New fashion range test for M&S boss

Marc BollandMarks & Spencer's boss Marc Bolland faces a key test of his efforts to revive the retailer's fortunes when a new fashion team presents the chain's latest ranges.

Mr Bolland carried out a major reshuffle last year amid sliding sales but insisted that the impact of the changes in clothing would not be felt until after this year's spring and summer lines, which were put together by the previous regime.

The executive makeover received a major setback when "Knicker Queen" Janie Schaffer walked out after just three months as director of lingerie and beauty.

But much is still riding on the success of the autumn/winter ranges being shown on Tuesday, to arrive in stores from July. Particular attention will be focused on womenswear, which has suffered from poor buying decisions in recent years, contributing recently to the company's seventh quarter in a row of falling sales in general merchandise.
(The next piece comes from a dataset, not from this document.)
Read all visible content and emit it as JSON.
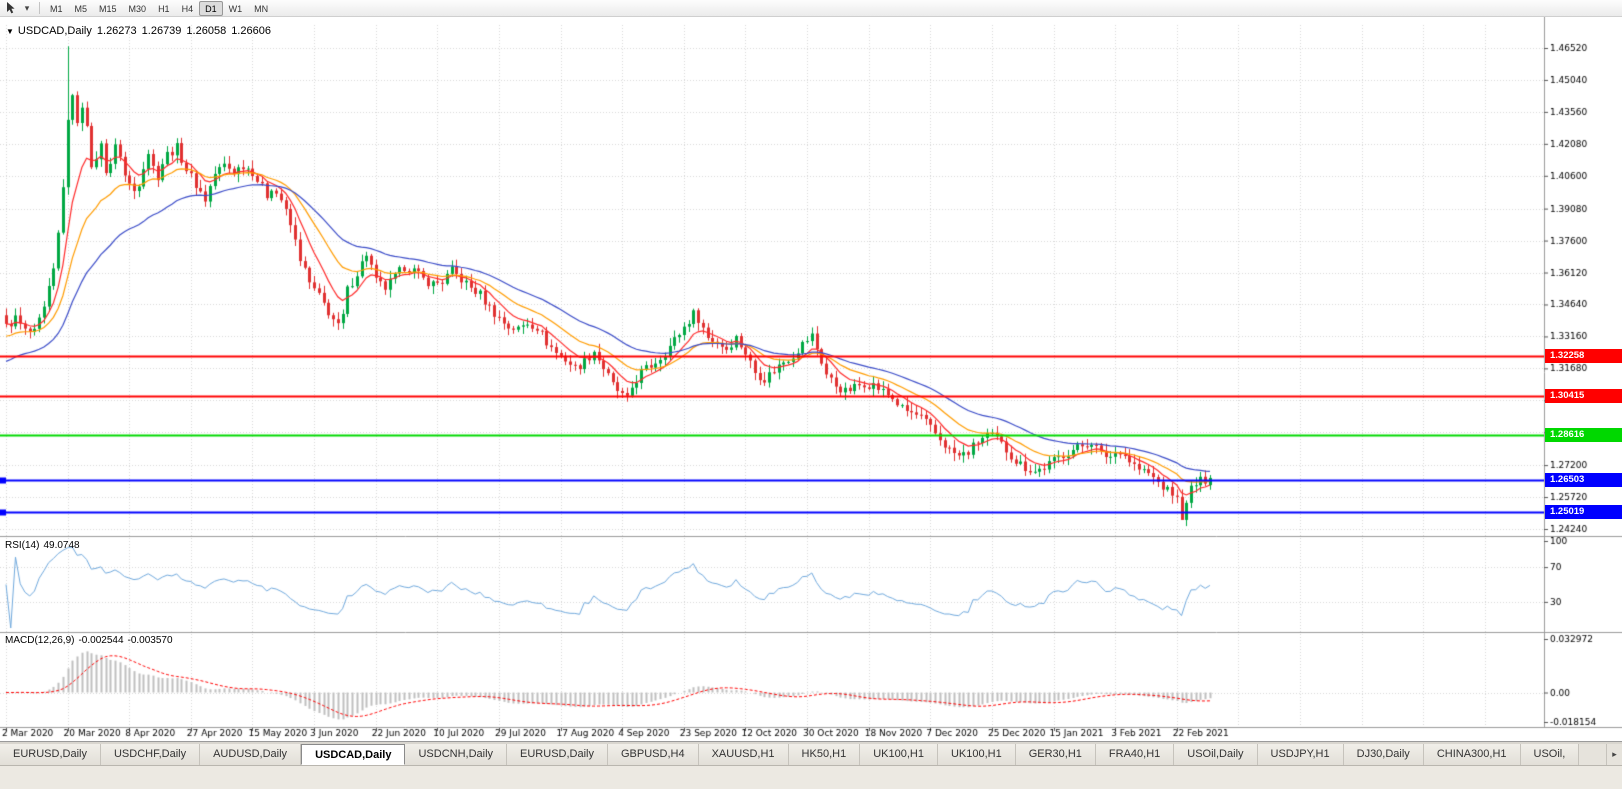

The 12 weeks to February 13 saw M&S's share of the clothing and footwear market slide to 11.1% from 11.5% a year earlier, according to recent Kantar Worldpanel figures.

Rivals such as Debenhams and H&M are seen as having stolen a march on M&S by attracting on-trend fashion shoppers with their designer ranges, while Marks was still using 1960s model Twiggy for celebrity inspiration. There has also been criticism of its basic and dependable ranges such as underwear, knitwear and simple tops.

Belinda Earl, the former Debenhams and Jaeger boss brought in as Marks's new style director last summer, has been charged with revitalising womenswear, promising to give customers "added value" for their money.

In a newspaper interview last week, she said: "I want women to be proud of a garment when they take it off and hang it on the back of a chair." She told the Daily Mail the number of looks had been cut by 15% and that M&S's new collection had not "chased every catwalk trend". Cluttered store layouts would be changed so "it won't look like we're permanently on sale", she added.

Also under pressure to revitalise the retailer is former M&S food boss John Dixon, brought in as head of general merchandise. He will be hoping that Jo Jenkins, poached from Next to take charge of lingerie and beauty after the departure of Ms Schaffer, can also play her part in restoring fortunes.

Analysts say a sustained improvement in Marks's womenswear offering is key to its turnaround - three years after Mr Bolland took over as chief executive.